On the edge of the world in Johannesburg, I’m struck by the fact that these events took place in the same week as the mass arrest of pro-democracy politicians in Hong Kong. On African Twitter, some are comparing the events in the U.S. and Hong Kong as different ‘models of governance.’ I’m struck by how different they are and exactly how impossible the ‘models’ conversation has become.
 
On the American side, the violence is only the latest reminder that Western democracy is facing a crisis of radical right-wing insurgency. This isn’t only true for the United States. The last decade has seen a rightwards creep across Europe, and in Australia. It’s not only the rise of right-wing parties at the polls. Rather it’s that institutions like the police have proven as vulnerable to infiltration and hijacking as party politics.

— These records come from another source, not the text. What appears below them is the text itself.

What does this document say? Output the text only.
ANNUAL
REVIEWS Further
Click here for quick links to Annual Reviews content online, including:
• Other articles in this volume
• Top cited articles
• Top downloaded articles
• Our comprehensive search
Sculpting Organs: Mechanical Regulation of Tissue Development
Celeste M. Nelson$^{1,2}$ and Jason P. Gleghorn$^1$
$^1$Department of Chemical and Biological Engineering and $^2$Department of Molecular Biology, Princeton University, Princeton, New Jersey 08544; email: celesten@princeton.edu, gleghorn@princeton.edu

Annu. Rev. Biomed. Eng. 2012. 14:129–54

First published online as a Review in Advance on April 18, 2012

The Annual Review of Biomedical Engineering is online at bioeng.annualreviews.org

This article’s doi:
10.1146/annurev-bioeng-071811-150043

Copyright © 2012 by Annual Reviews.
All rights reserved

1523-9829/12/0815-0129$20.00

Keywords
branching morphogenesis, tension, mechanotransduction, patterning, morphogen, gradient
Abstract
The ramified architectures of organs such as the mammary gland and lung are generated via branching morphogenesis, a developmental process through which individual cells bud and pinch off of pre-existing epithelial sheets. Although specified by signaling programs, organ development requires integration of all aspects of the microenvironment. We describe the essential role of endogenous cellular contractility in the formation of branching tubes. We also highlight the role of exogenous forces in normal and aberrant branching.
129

The current spectacle of Republican officials like Mike Pence and Mitch McConnell calling for affirming the election results shouldn’t make us forget that they were supporting attempts to overturn those same results until a few days ago.
 
The issue here isn’t that there are a few bad apples spoiling the Western democratic barrel. It’s a fundamental fact that Western democracy evolved from the supremacy of white, land-owning men, and was only widened to include women, people of color, the working class, and LGBTQ+ folks through successive and ongoing struggles. In presenting Western democracy as a model to the global south, Western powers have never been able to resolve the reality that no matter how inclusive the system has become, its roots lie in white supremacy domestically and colonialism transnationally. The harder the system tries to repress that reality, the harder it pops back up.    
 
One of the lasting effects of the Trump era has been that the rest of the world can’t trust the word of key Western governments because they have proven to be so infiltrated and so incoherent. At the same time, Western power is showing up around the world as self-interested (and relatively unregulated) players like social media corporations, Eurobond lenders, and so forth. The overall result is the diffusion of Western power across numerous actors, all speaking from both sides of their mouths. It’s easy to find Western leaders and institutions of all stripes pledging support for democracy, sustainability, and inclusion. Finding Western spaces actually ruled by these values is more challenging because they have been proven to be always under siege from within.
 
In comparison, the mass arrests in Hong Kong, the Ant IPO crisis, and other indicators reveal the opposite trend on the Chinese side – a state only more centralized, more implacable, and more dedicated to reversing the diffusion of Chinese power from multiple actors and perspectives to a central core. The message of (again) sustainability and inclusion don’t necessarily ring truer in the global south because it is sung in unison by a massive choir. Rather, the more unified this choir becomes, the more it raises the question of what it took to get it so.
 
The reason why I think the messy comparison between the events in Washington and Hong Kong is useful is exactly because it allows no easy choices. It presents a stark contrast between two ways of being a superpower, with no comforting conclusion for those in the global south looking for ‘models.’
 
The natural conclusion is that the rest of us in the world may want to rethink the very concept of superpowerdom. But that’s the point of both Western and Chinese power – the rest of us don’t get to choose.